What I did not know though is that there were so many people waiting to finalize King’s ‘blessed community’ revolution of civil society and the economy. Conducted through the schools and in the name of the disadvantaged and saving the inner Cities where ever they are located. The most explicit layout of what is really being contemplated dovetails with what King-aide Bayard Rustin laid out in 1965 that we discussed here   http://www.invisibleserfscollar.com/commencing-the-long-sought-bloodless-coup-via-education-to-make-equality-for-all-a-fact/ But the MLK ‘blessed community’ vision that virtually duplicates what we have learned to associate with little ‘c’ Marxist Humanism is described here http://www.yesmagazine.org/issues/a-conspiracy-of-hope/the-beloved-community-of-martin-luther-king as being where Dr King had gone in the last two years of his life.
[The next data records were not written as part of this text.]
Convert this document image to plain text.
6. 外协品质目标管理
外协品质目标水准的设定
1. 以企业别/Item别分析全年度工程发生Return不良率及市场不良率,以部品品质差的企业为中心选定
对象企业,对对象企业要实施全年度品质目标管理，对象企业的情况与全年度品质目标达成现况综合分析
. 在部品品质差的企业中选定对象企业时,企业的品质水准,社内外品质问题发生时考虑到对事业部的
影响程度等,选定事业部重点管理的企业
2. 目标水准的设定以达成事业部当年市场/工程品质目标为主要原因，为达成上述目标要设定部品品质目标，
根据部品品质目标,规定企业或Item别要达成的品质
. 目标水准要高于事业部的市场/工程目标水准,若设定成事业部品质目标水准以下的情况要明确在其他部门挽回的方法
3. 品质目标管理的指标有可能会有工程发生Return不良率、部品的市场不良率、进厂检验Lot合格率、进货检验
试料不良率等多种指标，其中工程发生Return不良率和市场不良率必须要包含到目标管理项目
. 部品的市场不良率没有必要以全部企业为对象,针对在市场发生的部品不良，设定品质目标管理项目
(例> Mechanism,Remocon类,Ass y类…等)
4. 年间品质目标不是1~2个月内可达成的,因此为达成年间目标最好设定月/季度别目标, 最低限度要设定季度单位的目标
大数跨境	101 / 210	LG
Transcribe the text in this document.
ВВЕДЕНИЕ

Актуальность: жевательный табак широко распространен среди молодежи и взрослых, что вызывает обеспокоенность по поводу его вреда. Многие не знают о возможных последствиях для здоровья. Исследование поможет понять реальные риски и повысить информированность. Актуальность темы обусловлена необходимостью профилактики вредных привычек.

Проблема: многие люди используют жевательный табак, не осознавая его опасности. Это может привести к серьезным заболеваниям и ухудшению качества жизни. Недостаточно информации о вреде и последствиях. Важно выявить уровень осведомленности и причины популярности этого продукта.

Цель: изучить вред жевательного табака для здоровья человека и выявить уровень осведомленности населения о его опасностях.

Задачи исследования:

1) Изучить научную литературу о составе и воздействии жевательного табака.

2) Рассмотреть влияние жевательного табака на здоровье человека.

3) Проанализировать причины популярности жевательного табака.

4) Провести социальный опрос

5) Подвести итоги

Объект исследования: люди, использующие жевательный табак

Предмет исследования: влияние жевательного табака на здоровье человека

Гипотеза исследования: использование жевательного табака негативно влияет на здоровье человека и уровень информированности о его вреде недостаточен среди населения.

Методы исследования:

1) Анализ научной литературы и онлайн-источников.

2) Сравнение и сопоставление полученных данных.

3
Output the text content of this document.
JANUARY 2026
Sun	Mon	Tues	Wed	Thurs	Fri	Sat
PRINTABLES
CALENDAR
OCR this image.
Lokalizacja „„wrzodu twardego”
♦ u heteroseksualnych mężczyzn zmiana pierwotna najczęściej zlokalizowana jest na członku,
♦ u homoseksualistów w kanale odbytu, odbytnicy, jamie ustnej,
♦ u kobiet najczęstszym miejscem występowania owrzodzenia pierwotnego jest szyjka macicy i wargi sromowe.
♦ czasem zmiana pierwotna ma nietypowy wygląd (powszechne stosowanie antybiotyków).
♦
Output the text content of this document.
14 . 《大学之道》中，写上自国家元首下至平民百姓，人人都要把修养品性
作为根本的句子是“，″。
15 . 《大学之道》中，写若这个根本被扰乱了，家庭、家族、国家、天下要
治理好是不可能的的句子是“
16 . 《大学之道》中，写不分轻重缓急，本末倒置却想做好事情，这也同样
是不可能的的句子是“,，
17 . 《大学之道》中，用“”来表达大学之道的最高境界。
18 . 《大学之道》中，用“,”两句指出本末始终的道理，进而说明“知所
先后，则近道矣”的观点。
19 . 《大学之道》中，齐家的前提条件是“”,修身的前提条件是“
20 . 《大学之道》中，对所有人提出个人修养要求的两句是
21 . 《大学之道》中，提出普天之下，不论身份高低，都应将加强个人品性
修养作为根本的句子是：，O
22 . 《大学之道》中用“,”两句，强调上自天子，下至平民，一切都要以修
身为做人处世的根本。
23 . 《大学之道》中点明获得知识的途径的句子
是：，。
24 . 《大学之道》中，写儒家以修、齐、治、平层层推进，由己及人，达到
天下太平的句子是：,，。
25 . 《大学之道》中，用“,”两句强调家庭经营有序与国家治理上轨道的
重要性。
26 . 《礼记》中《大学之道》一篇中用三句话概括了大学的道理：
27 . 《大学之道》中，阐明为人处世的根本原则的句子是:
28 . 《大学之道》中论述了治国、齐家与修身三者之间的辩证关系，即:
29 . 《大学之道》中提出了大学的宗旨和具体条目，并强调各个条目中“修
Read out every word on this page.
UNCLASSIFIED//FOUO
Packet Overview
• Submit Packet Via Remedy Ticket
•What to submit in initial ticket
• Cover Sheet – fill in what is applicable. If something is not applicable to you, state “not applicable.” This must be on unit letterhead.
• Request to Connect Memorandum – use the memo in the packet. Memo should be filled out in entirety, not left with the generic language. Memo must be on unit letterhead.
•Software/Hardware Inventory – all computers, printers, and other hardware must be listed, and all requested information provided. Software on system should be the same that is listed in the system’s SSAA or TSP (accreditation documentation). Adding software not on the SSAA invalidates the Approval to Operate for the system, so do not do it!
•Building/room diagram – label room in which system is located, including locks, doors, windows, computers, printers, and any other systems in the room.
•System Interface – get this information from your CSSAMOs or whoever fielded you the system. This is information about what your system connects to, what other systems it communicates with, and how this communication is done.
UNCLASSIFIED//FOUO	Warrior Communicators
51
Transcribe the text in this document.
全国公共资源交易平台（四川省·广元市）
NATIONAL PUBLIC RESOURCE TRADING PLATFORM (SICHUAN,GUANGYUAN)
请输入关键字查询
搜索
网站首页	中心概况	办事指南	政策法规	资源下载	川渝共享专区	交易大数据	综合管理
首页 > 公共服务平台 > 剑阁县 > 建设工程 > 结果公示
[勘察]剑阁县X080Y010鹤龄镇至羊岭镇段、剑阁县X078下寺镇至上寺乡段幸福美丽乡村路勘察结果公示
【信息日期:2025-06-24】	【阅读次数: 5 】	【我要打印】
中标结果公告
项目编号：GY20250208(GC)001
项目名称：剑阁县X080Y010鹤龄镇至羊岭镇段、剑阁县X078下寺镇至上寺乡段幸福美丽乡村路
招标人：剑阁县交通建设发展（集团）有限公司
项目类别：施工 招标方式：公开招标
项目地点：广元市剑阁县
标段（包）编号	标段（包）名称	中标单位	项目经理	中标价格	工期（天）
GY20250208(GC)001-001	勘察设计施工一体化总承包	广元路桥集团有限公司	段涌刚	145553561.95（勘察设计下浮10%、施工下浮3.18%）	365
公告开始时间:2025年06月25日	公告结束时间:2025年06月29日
And it is this vision that (co)lab and Fulton’s charter and the described reforms consistent with changing the purpose of education are now unquestionably linked to.

When the vision attached to education reforms or political reforms to restructure the nature of cities is attached to language about ” a new more human society” with ‘new values” we all need to pay attention. That aspiration has never worked out well. In the name of avoiding exploitation and oppression and achieving justice and equality, the exact opposites occur because political power and its ability to coerce with minimal consequences to the pushers become dominant. But there is such reverence now for King. Will anyone recognize in time the dangers of blindly advocating for fulfilling his vision “to develop an overriding loyalty to mankind as a whole”?

What about putting the public sector and charitable foundations in charge of shifting us all from a “thing-oriented society to a person-oriented society?” Wouldn’t a curriculum of affect grounded in psychology as the new focus of education be a useful tool for that goal?

We are all being hurdled towards uprooting what we have now to design and create anew. And most people are not in the meetings where this is being laid out at. And there are lots of lies being told in meetings we are at to cover this up so we do not rebel before it is all done. And most of the people advocating for all this are doing it because such advocacy is their livelihood.

No one getting paid to push this has to bear the likely atrocious long-term consequences and they have no incentive to even be aware of them. The people who do have to bear the consequences are largely unaware of what is even intended.

Which is why my typing fingers are getting calloused and my voice hoarse from trying to sound the alarm in time.

As soon as I hear it or see it or read it. Sometimes all three like this time.